May 29, 2024

It’s Here: “Arrival” Exceeds Expectations

Ian Donnelly (Jeremy Renner) Courtesy of Vimeo

By: Billy Jepma ’18

Staff Writer

Arrival is one of those rare movies that strikes a perfect balance between social relevance, an independent story and flawless filmmaking. It is a masterclass in science fiction, representing some of the very best that the genre has to offer and will likely go down as one of 2016’s defining films.

Directed by Denis Villeneuve, Arrival is a story about aliens, but it is also a story about communication, understanding and acceptance. Without going into any plot specifics––as the story is best experienced with as little information as possible––the film grapples with themes that not only come across as strikingly relevant for our country today, but also manages to say a lot without ever falling into bland exposition monologues.

This is primarily due to a tightly paced script by Eric Heisserer and a stunning cast to back it up. The plot seems to take its time in setting up, but it is all for show, as Heisserer’s script manipulates the audience into a false sense of comfortable and familiarity before pulling the rug out from beneath them. Yet, the plot twists never come across as hackneyed or uncalled for, but rather feels like the sudden epiphany experienced upon finally figuring out a complex puzzle.
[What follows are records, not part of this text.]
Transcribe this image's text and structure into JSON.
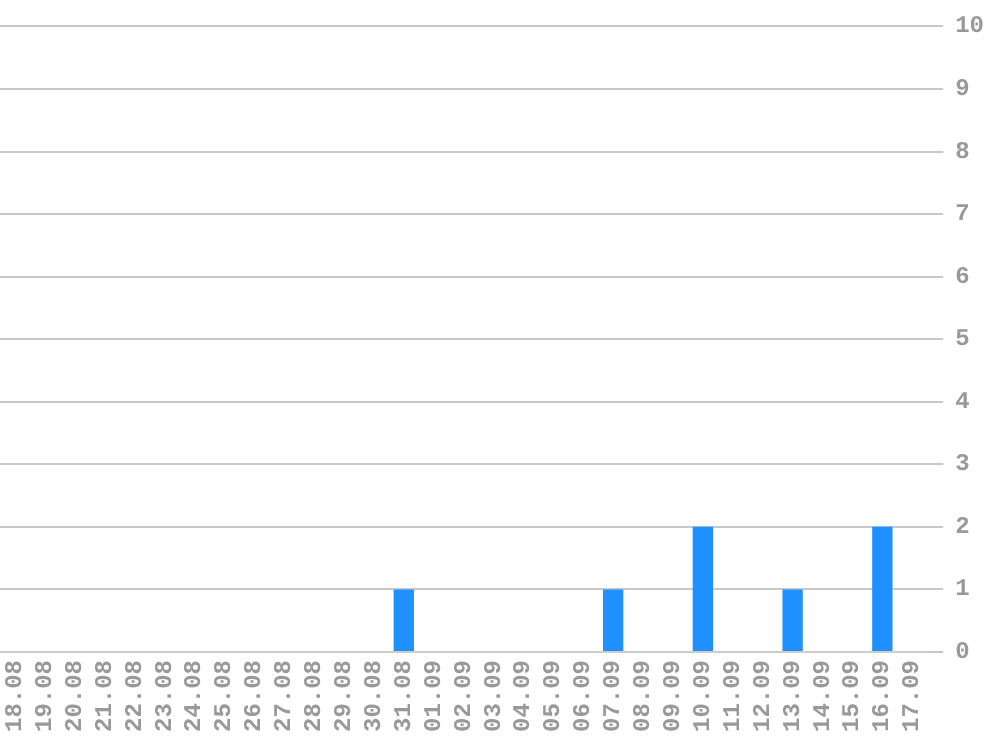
{
  "chart_data": {
    "type": "bar",
    "categories": [
      "18.08",
      "19.08",
      "20.08",
      "21.08",
      "22.08",
      "23.08",
      "24.08",
      "25.08",
      "26.08",
      "27.08",
      "28.08",
      "29.08",
      "30.08",
      "31.08",
      "01.09",
      "02.09",
      "03.09",
      "04.09",
      "05.09",
      "06.09",
      "07.09",
      "08.09",
      "09.09",
      "10.09",
      "11.09",
      "12.09",
      "13.09",
      "14.09",
      "15.09",
      "16.09",
      "17.09"
    ],
    "values": [
      0,
      0,
      0,
      0,
      0,
      0,
      0,
      0,
      0,
      0,
      0,
      0,
      0,
      1,
      0,
      0,
      0,
      0,
      0,
      0,
      1,
      0,
      0,
      2,
      0,
      0,
      1,
      0,
      0,
      2,
      0
    ],
    "color": "#1e90ff",
    "ylim": [
      0,
      10
    ],
    "yticks": [
      0,
      1,
      2,
      3,
      4,
      5,
      6,
      7,
      8,
      9,
      10
    ],
    "grid": "y",
    "legend": false
  }
}
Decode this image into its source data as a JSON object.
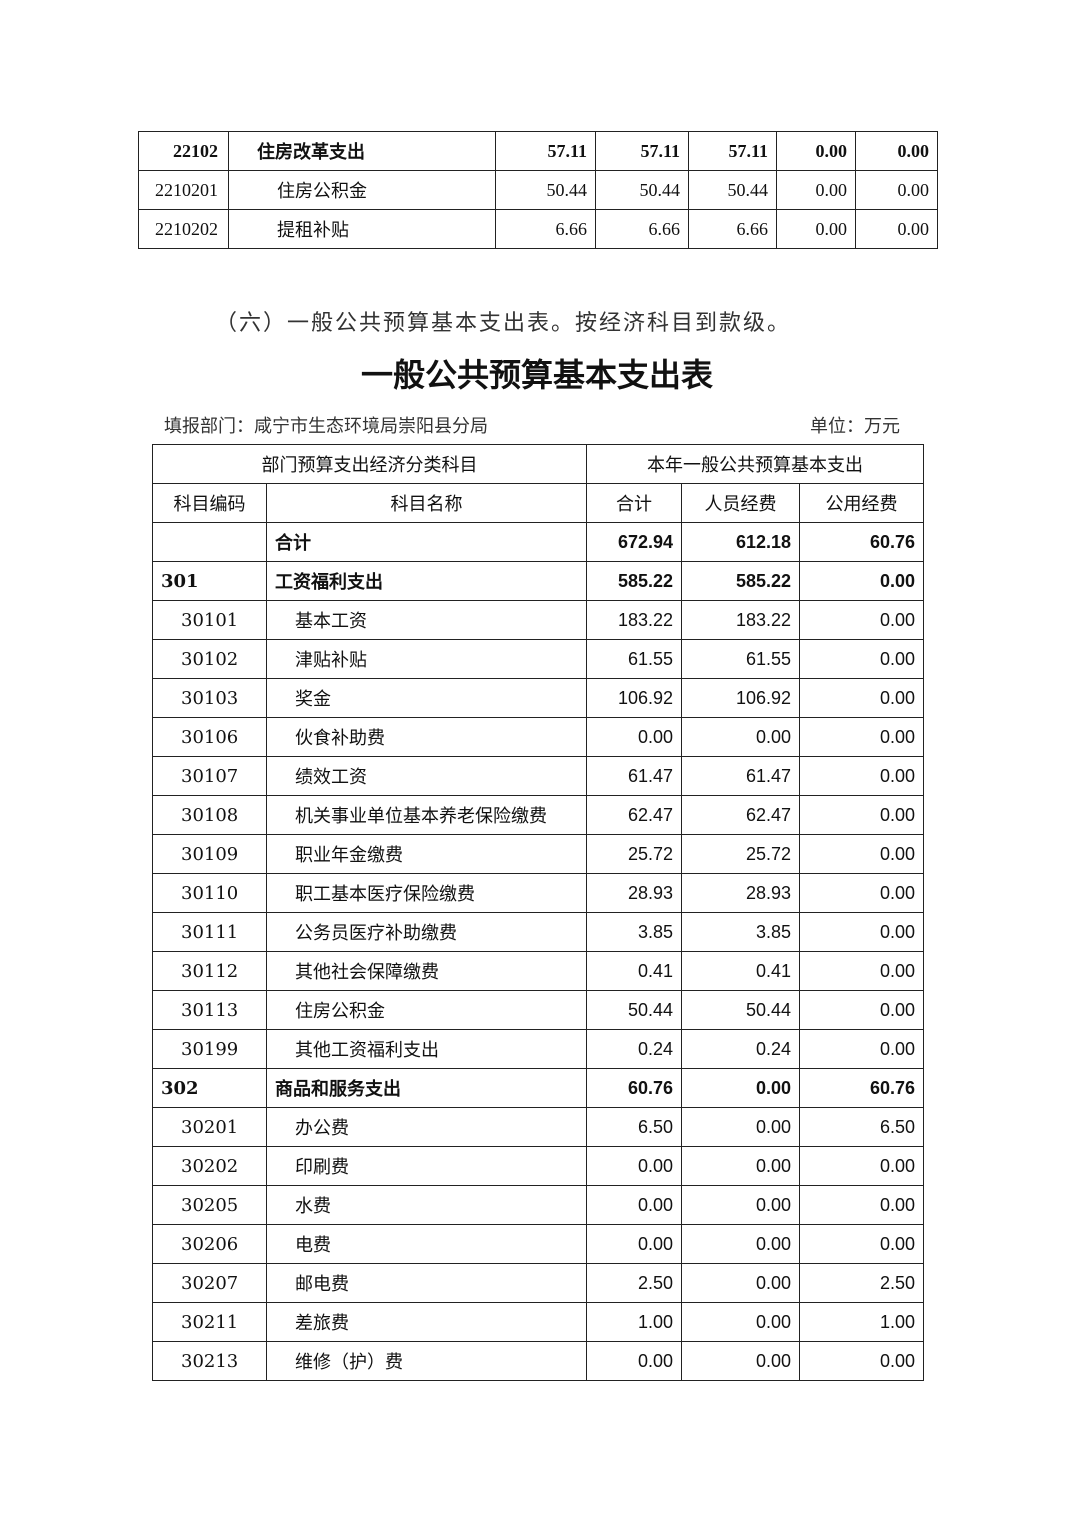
{
  "top_table": {
    "rows": [
      {
        "code": "22102",
        "name": "住房改革支出",
        "v": [
          "57.11",
          "57.11",
          "57.11",
          "0.00",
          "0.00"
        ],
        "bold": true
      },
      {
        "code": "2210201",
        "name": "住房公积金",
        "v": [
          "50.44",
          "50.44",
          "50.44",
          "0.00",
          "0.00"
        ],
        "bold": false
      },
      {
        "code": "2210202",
        "name": "提租补贴",
        "v": [
          "6.66",
          "6.66",
          "6.66",
          "0.00",
          "0.00"
        ],
        "bold": false
      }
    ]
  },
  "section_heading": "（六）一般公共预算基本支出表。按经济科目到款级。",
  "table_title": "一般公共预算基本支出表",
  "department": "填报部门：咸宁市生态环境局崇阳县分局",
  "unit": "单位：万元",
  "main_table": {
    "group_header_left": "部门预算支出经济分类科目",
    "group_header_right": "本年一般公共预算基本支出",
    "headers": [
      "科目编码",
      "科目名称",
      "合计",
      "人员经费",
      "公用经费"
    ],
    "rows": [
      {
        "code": "",
        "name": "合计",
        "v": [
          "672.94",
          "612.18",
          "60.76"
        ],
        "bold": true
      },
      {
        "code": "301",
        "name": "工资福利支出",
        "v": [
          "585.22",
          "585.22",
          "0.00"
        ],
        "bold": true
      },
      {
        "code": "30101",
        "name": "基本工资",
        "v": [
          "183.22",
          "183.22",
          "0.00"
        ]
      },
      {
        "code": "30102",
        "name": "津贴补贴",
        "v": [
          "61.55",
          "61.55",
          "0.00"
        ]
      },
      {
        "code": "30103",
        "name": "奖金",
        "v": [
          "106.92",
          "106.92",
          "0.00"
        ]
      },
      {
        "code": "30106",
        "name": "伙食补助费",
        "v": [
          "0.00",
          "0.00",
          "0.00"
        ]
      },
      {
        "code": "30107",
        "name": "绩效工资",
        "v": [
          "61.47",
          "61.47",
          "0.00"
        ]
      },
      {
        "code": "30108",
        "name": "机关事业单位基本养老保险缴费",
        "v": [
          "62.47",
          "62.47",
          "0.00"
        ]
      },
      {
        "code": "30109",
        "name": "职业年金缴费",
        "v": [
          "25.72",
          "25.72",
          "0.00"
        ]
      },
      {
        "code": "30110",
        "name": "职工基本医疗保险缴费",
        "v": [
          "28.93",
          "28.93",
          "0.00"
        ]
      },
      {
        "code": "30111",
        "name": "公务员医疗补助缴费",
        "v": [
          "3.85",
          "3.85",
          "0.00"
        ]
      },
      {
        "code": "30112",
        "name": "其他社会保障缴费",
        "v": [
          "0.41",
          "0.41",
          "0.00"
        ]
      },
      {
        "code": "30113",
        "name": "住房公积金",
        "v": [
          "50.44",
          "50.44",
          "0.00"
        ]
      },
      {
        "code": "30199",
        "name": "其他工资福利支出",
        "v": [
          "0.24",
          "0.24",
          "0.00"
        ]
      },
      {
        "code": "302",
        "name": "商品和服务支出",
        "v": [
          "60.76",
          "0.00",
          "60.76"
        ],
        "bold": true
      },
      {
        "code": "30201",
        "name": "办公费",
        "v": [
          "6.50",
          "0.00",
          "6.50"
        ]
      },
      {
        "code": "30202",
        "name": "印刷费",
        "v": [
          "0.00",
          "0.00",
          "0.00"
        ]
      },
      {
        "code": "30205",
        "name": "水费",
        "v": [
          "0.00",
          "0.00",
          "0.00"
        ]
      },
      {
        "code": "30206",
        "name": "电费",
        "v": [
          "0.00",
          "0.00",
          "0.00"
        ]
      },
      {
        "code": "30207",
        "name": "邮电费",
        "v": [
          "2.50",
          "0.00",
          "2.50"
        ]
      },
      {
        "code": "30211",
        "name": "差旅费",
        "v": [
          "1.00",
          "0.00",
          "1.00"
        ]
      },
      {
        "code": "30213",
        "name": "维修（护）费",
        "v": [
          "0.00",
          "0.00",
          "0.00"
        ]
      }
    ]
  }
}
The cast, while sparse, are phenomenal, and manage to extract a lot of depth from the open-ended material they are given to work with. Amy Adams and Jeremy Renner star as two scientists challenged with an impossible task, a premise seen many times before, and yet they manage to seamlessly avoid cliches with their portrayals and never for a second come across as generic.

Instead, Arrival is a brilliant example of the classic storytelling device “show, don’t tell,” as it never takes advantage of its audience but allows them to interpret the plot for themselves. This is a film that does not hold its audience’s hand, but rather offer them an invitation into a deeper, complex narrative that truly has to be experienced firsthand.

Denis Villeneuve and Cinematographer Bradford Young’s camera work are some of the most breathtaking seen in a film this year, and it is remarkable how he is able to capture a shot that is simultaneously unsettling and beautiful. He emphasizes the faces of his actors repeatedly, which helps him establish an intimacy between his viewer and the characters that only makes the film that much more compelling to watch. When Villeneuve’s directing is paired with the haunting, melodic score from Jóhann Jóhannsson, Arrival transcends mere entertainment and becomes an emotional experience that will linger in the thoughts of the audience long after the credits roll.

Arrival is not only one of the best movies of the year, but quite possibly one of the best science fiction films to premiere in the last decade. It is a stunning display of emotion, character, and humanity that is destined to become a classic. Do not let it fly under your radar.